Ya en el siglo 20, Bertrand De Jouvenel, un pensador moderno para quien el futuro estaba abierto a alternativas condicionadas de futuros posibles (futuribles), sostuvo que las sociedades se resisten a que el porvenir sea absolutamente desconocido; más bien prefieren que sea preconocido. Crean instituciones, conceden poderes al Estado, y planifican el futuro, para acotar la incertidumbre que domina un futuro que está abierto a distintas posibilidades. Para Jouvenel todo poder es de alguna manera poder sobre el porvenir. Porque el poder es capacidad de acción que afecta al porvenir y no sólo al más inmediato presente. Los antiguos creían que una autoridad imprevisible era peor que la ausencia de toda autoridad, y no les faltaba razón para esa creencia que partía de la experiencia.
La cita de ambos pensadores viene al caso, porque la declinación argentina abreva en dos actitudes equivocadas respecto al valor del futuro en el presente: las dos signadas por el predominio de políticas populistas. Cuando asumimos que el futuro nos venía dado, alardeamos que se trataba de un futuro ya escrito de grandeza, de que estábamos destinados a ser potencia y de que la culpa de nuestras frustraciones pasajeras la tenían los otros, el anti pueblo.
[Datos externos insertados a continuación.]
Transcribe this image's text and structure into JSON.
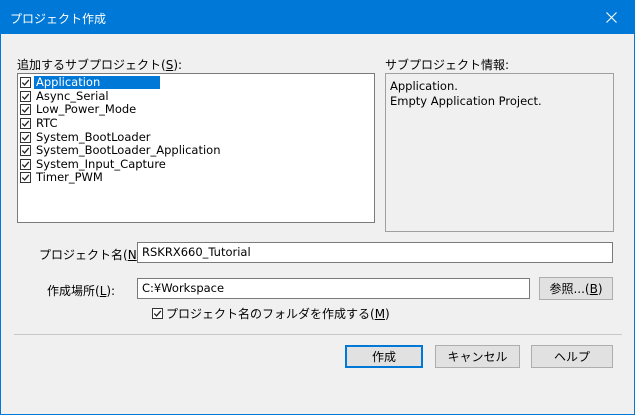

Eran tiempos de populismo moderno, cuando el futuro asegurado permitía que en el presente gastáramos a cuenta del financiamiento externo irrestricto o de la emisión ilimitada de moneda. Era el populismo estereotipado en el Dios es argentino. Cuando el fracaso deshizo ilusiones y, luego de sucesivos traspiés, empezamos a dudar de los espejismos que se esfumaban, llegó la hora de negarle al porvenir todo valor presente. Inauguramos la etapa, que hoy vivimos, de populismo posmoderno. El futuro ya no cuenta, y la intervención redistributiva discrecional sólo busca asegurar sensaciones en el presente. El poder cabalga el imperio de lo efímero y la política anestesia la angustia del instante potenciando la incertidumbre futura. Ya Dios no es argentino, porque Dios está muerto.
Mientras todos los indicadores económicos y sociales comparados nos alertan de nuestra decadencia relativa en el concierto de naciones, de Cicerón tomemos la prioridad de los planes serios, fundados en la observación de las experiencias exitosas de desarrollo comparado; y de Jouvenel aprendamos que el futuro no está escrito, y que otro futuro es posible, a condición de generar un marco institucional y un proyecto argentino que recree en nosotros y en nuestros hijos la certidumbre de un país con largo plazo. Es el turno de las políticas de Estado. Las que pueden devolvernos la alternancia republicana, y el desarrollo económico y social.